避難場所が安全でなければならないのは当り前の話である。しかしながら、実は避難場所ではなかった? 広島市ハザードマップを検証、土石流発生地から400メートルの避難所もを読むと、行政のお役所仕事に命を預けるのはリスクの高いギャンブルである事が一目瞭然である。平素から多少自宅から距離があっても、安全が確保されている避難場所を選んでおき、災害が迫れば早めに自宅を出て余裕を持って避難すべきであろう。

集中豪雨の背後にある異常気象

上記は、飽く迄異常気象によりもたらされた集中豪雨から住民が身を守るための対処療法に過ぎない。集中豪雨の背後にある異常気象根治のためには地球温暖化ガス(二酸化炭素)排出の削減に努めるしかない。しかしながら、日本は地球温暖化ガス(二酸化炭素)を排出しない原発を停止させ、液化天然ガスや石油、石炭といった大量に地球温暖化ガスを排出する火力発電により原発の穴を埋めようとしている。

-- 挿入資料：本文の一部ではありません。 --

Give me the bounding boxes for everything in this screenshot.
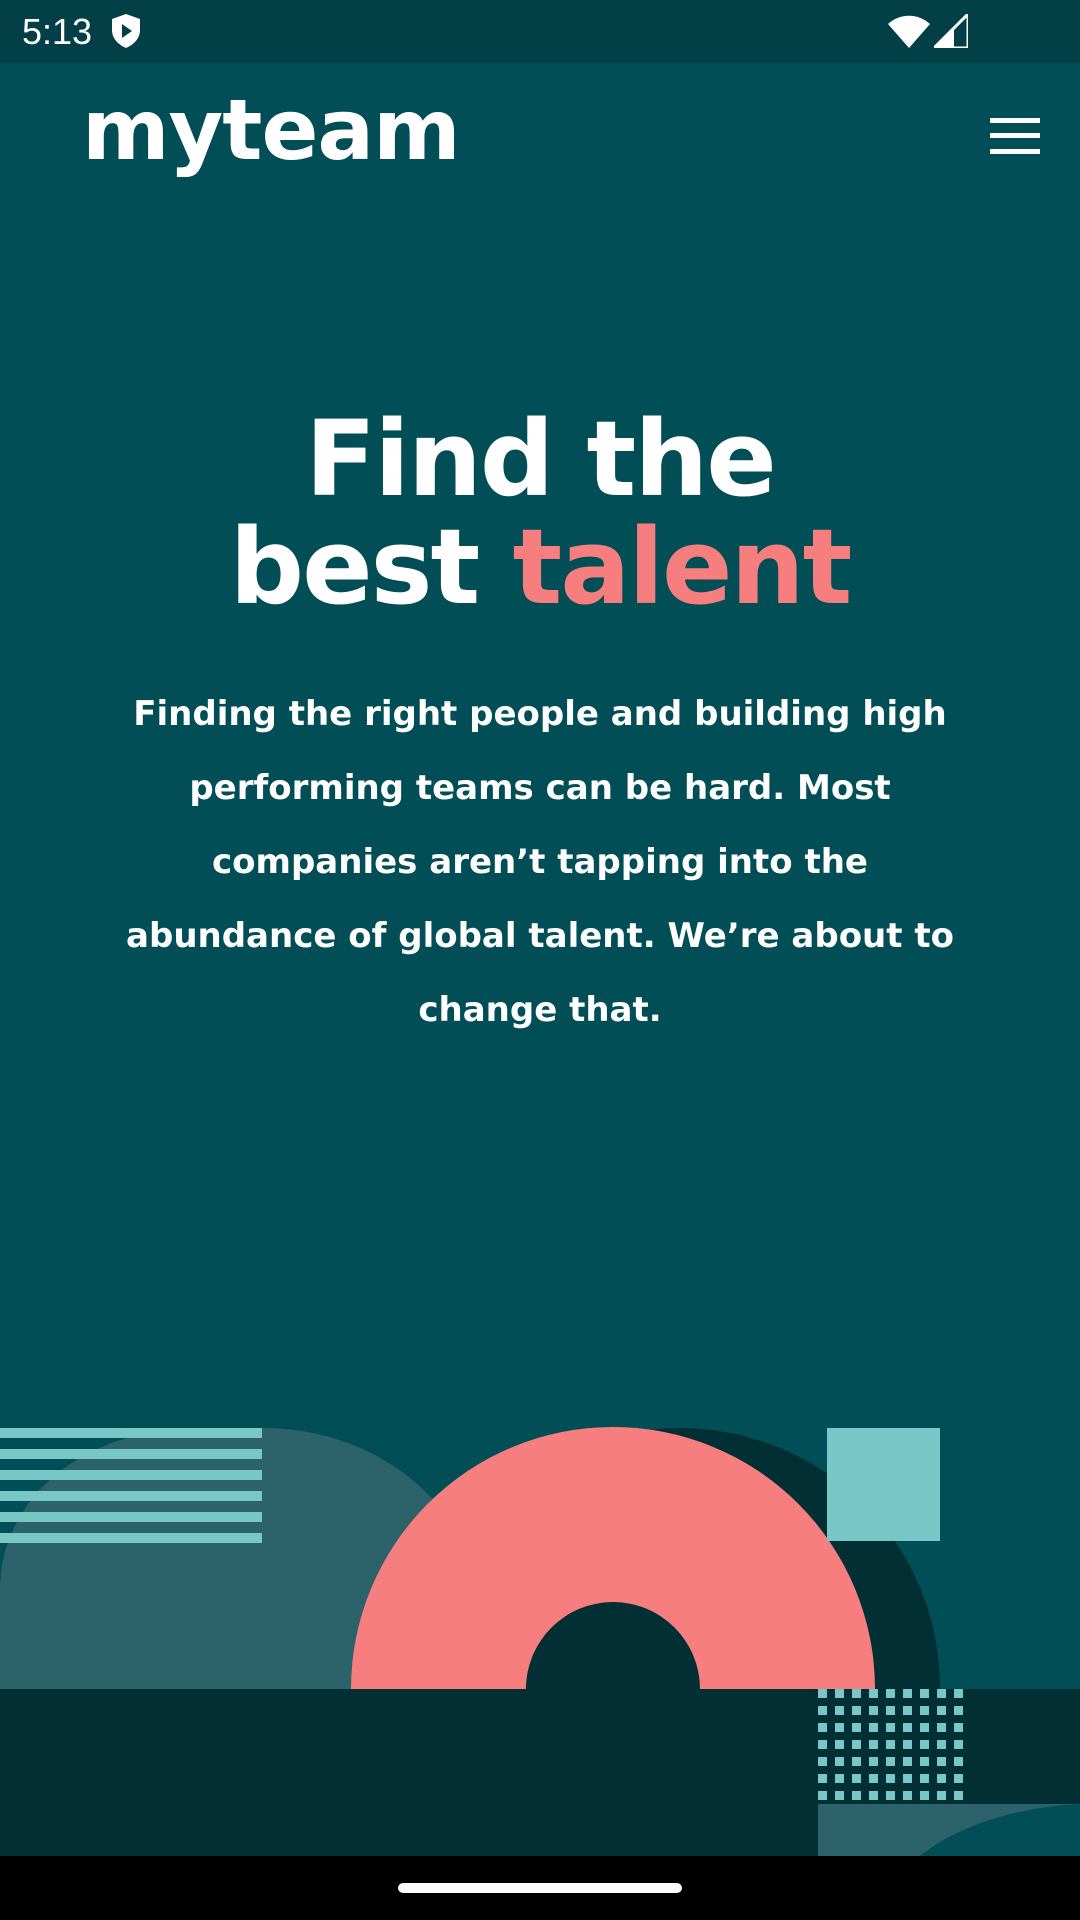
wifi-icon bbox=[888, 15, 930, 48]
dot bbox=[920, 1723, 929, 1732]
dot bbox=[920, 1740, 929, 1749]
dot bbox=[937, 1791, 946, 1800]
dot bbox=[852, 1757, 861, 1766]
dot bbox=[954, 1706, 963, 1715]
dot bbox=[903, 1774, 912, 1783]
dot bbox=[937, 1774, 946, 1783]
dot bbox=[852, 1740, 861, 1749]
dot bbox=[818, 1791, 827, 1800]
dot bbox=[869, 1723, 878, 1732]
dot bbox=[852, 1689, 861, 1698]
dot bbox=[869, 1791, 878, 1800]
dot bbox=[954, 1774, 963, 1783]
screen: 5:13 myteam Find the best talent Finding… bbox=[0, 0, 1080, 1920]
dot bbox=[852, 1791, 861, 1800]
dot bbox=[818, 1706, 827, 1715]
dot bbox=[886, 1723, 895, 1732]
dark-footer-band bbox=[0, 1689, 1080, 1856]
dot bbox=[954, 1689, 963, 1698]
hero-title-line1: Find the bbox=[305, 398, 777, 520]
dot bbox=[818, 1757, 827, 1766]
dot bbox=[954, 1740, 963, 1749]
dot bbox=[818, 1689, 827, 1698]
dot bbox=[835, 1706, 844, 1715]
dot bbox=[869, 1757, 878, 1766]
dot bbox=[920, 1689, 929, 1698]
dot bbox=[835, 1791, 844, 1800]
dot bbox=[886, 1774, 895, 1783]
dot bbox=[886, 1689, 895, 1698]
hero-title: Find the best talent bbox=[0, 405, 1080, 621]
signal-icon bbox=[934, 14, 968, 48]
shield-play-icon bbox=[112, 14, 140, 48]
hero-title-line2: best bbox=[229, 506, 513, 628]
status-bar: 5:13 bbox=[0, 0, 1080, 63]
dot bbox=[869, 1740, 878, 1749]
teal-square-shape bbox=[827, 1428, 940, 1541]
dot bbox=[937, 1723, 946, 1732]
dot bbox=[886, 1791, 895, 1800]
dot bbox=[920, 1706, 929, 1715]
dot bbox=[937, 1740, 946, 1749]
dot bbox=[903, 1740, 912, 1749]
dot bbox=[886, 1740, 895, 1749]
dot bbox=[869, 1774, 878, 1783]
dot bbox=[852, 1774, 861, 1783]
hamburger-menu-icon[interactable] bbox=[990, 118, 1040, 154]
dot-grid-pattern bbox=[818, 1689, 1080, 1856]
dot bbox=[835, 1774, 844, 1783]
dot bbox=[937, 1757, 946, 1766]
dot bbox=[835, 1723, 844, 1732]
dot bbox=[903, 1791, 912, 1800]
dot bbox=[954, 1723, 963, 1732]
hero-title-accent: talent bbox=[512, 506, 852, 628]
dot bbox=[852, 1723, 861, 1732]
dot bbox=[835, 1689, 844, 1698]
dot bbox=[937, 1706, 946, 1715]
dot bbox=[920, 1757, 929, 1766]
status-time: 5:13 bbox=[22, 11, 93, 52]
dot bbox=[954, 1791, 963, 1800]
dot bbox=[852, 1706, 861, 1715]
dot bbox=[835, 1757, 844, 1766]
dot bbox=[954, 1757, 963, 1766]
dot bbox=[937, 1689, 946, 1698]
dot bbox=[818, 1774, 827, 1783]
dot bbox=[818, 1740, 827, 1749]
dot bbox=[886, 1706, 895, 1715]
dot bbox=[818, 1723, 827, 1732]
dot bbox=[903, 1706, 912, 1715]
dot bbox=[903, 1689, 912, 1698]
home-indicator[interactable] bbox=[398, 1883, 682, 1893]
dot bbox=[886, 1757, 895, 1766]
dot bbox=[920, 1791, 929, 1800]
dot bbox=[869, 1689, 878, 1698]
dot bbox=[903, 1723, 912, 1732]
dot bbox=[869, 1706, 878, 1715]
logo[interactable]: myteam bbox=[82, 80, 461, 180]
dot bbox=[903, 1757, 912, 1766]
hero-description: Finding the right people and building hi… bbox=[126, 694, 954, 1030]
dot bbox=[920, 1774, 929, 1783]
dot bbox=[835, 1740, 844, 1749]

これでは、地球温暖化ガス(二酸化炭素)の大量排出により、今回の集中豪雨の背後にある異常気象は益々重篤化する。

電力行政のみならず、地球温暖化ガスを大量に排出する輸送機なども、動力を化石燃料依存の内燃機関からモーターに切り替え、そのエネルギー源となる電力を二酸化炭素を排出しない原発に切り替えるなどの施策が、今後必要となるのは明らかである。

注目すべき、アメリカ「THE PRESIDENT'S CLIMATE ACTION PLAN」

一番分り易い実例として、オバマ大統領の提唱するTHE PRESIDENT'S CLIMATE ACTION PLANを参照する。重篤な旱魃に悩むアメリカの指導者としてこれ以上の二酸化炭素(地球温暖化ガス)の排出増加が許されず、削減に向け舵を切る事が待ったなしであると主張している。

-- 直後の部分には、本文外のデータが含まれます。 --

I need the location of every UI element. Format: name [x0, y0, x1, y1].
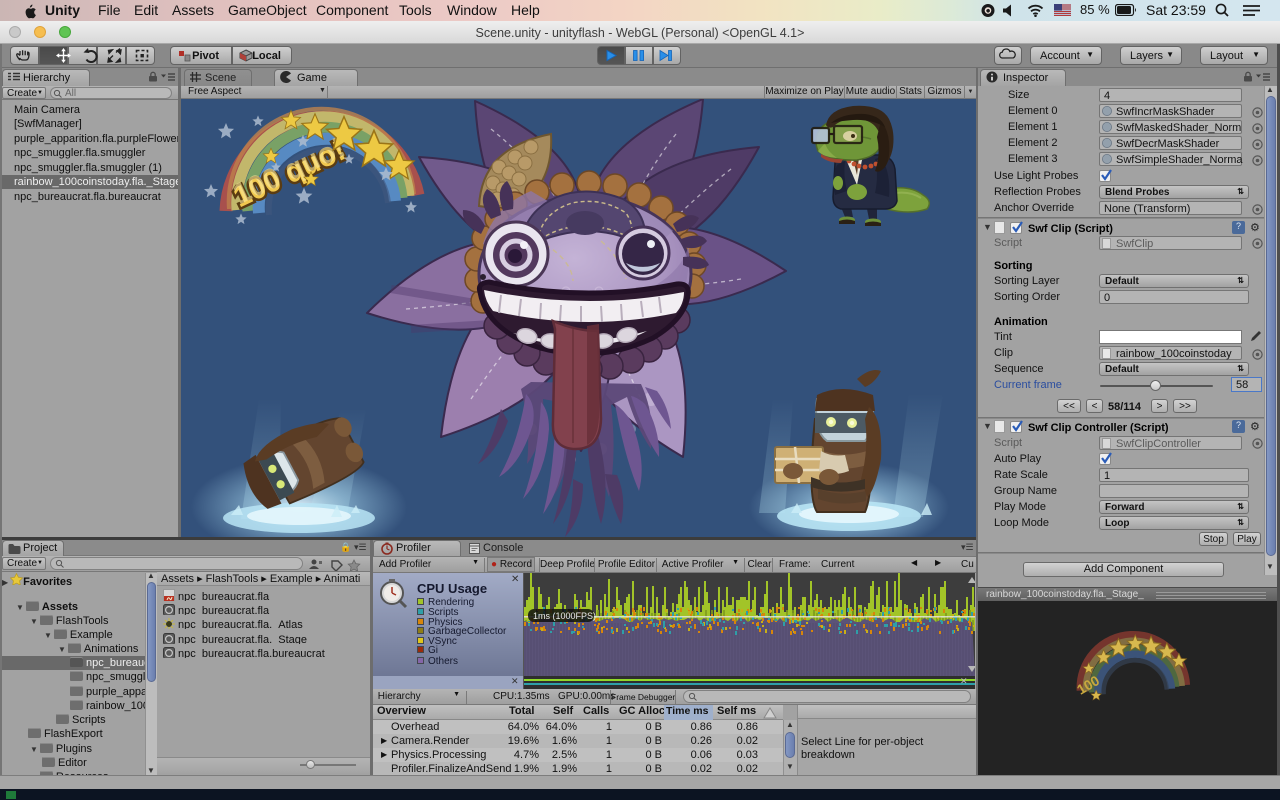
svg-text:1ms (1000FPS): 1ms (1000FPS)	[533, 611, 596, 621]
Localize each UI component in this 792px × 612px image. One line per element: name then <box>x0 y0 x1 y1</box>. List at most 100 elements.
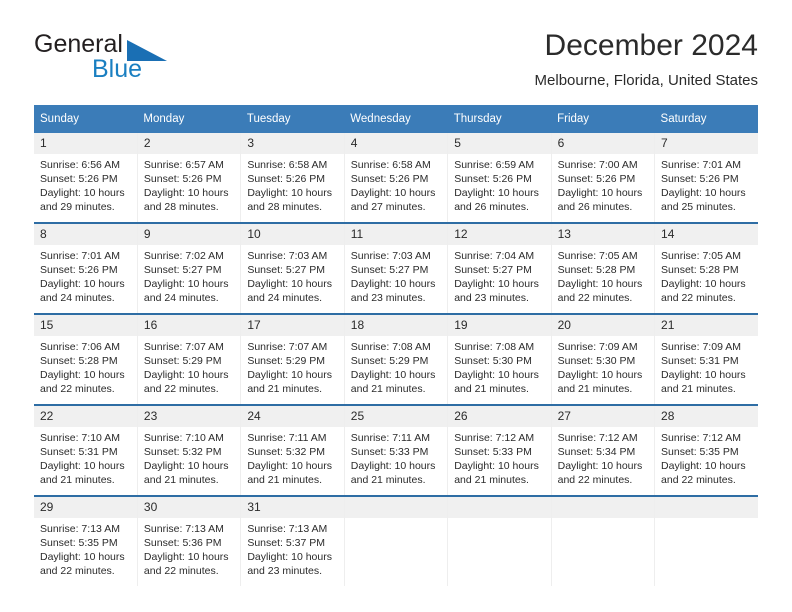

特に15pageに個別に明記されている、「Conserving Land and Water Resources」、「Maintaining Agricultural Sustainability」、「Managing Drought」、「Reducing Wildfire Risks」、「Preparing for Future Floods」を一読すれば、アメリカ経済、アメリカ社会、アメリカ国民の生命・安全、を守るためには環境保全が最早待ったなしの状況であり、地球温暖化ガス排出削減がその一丁目一番地である事が容易に理解出来る。

アメリカはいうまでもなく日本の同盟国であり、日本の安全保障の基軸である。一方、TPP交渉も年内には決着見通しで、日米は外交、安全保障、通商、投資の各分野で更に関係を深化させる事になる。これに加え、日本はエネルギー戦略、地球温暖化対策でもアメリカに歩み寄るべきで、その事が日本の国益に叶うと思う。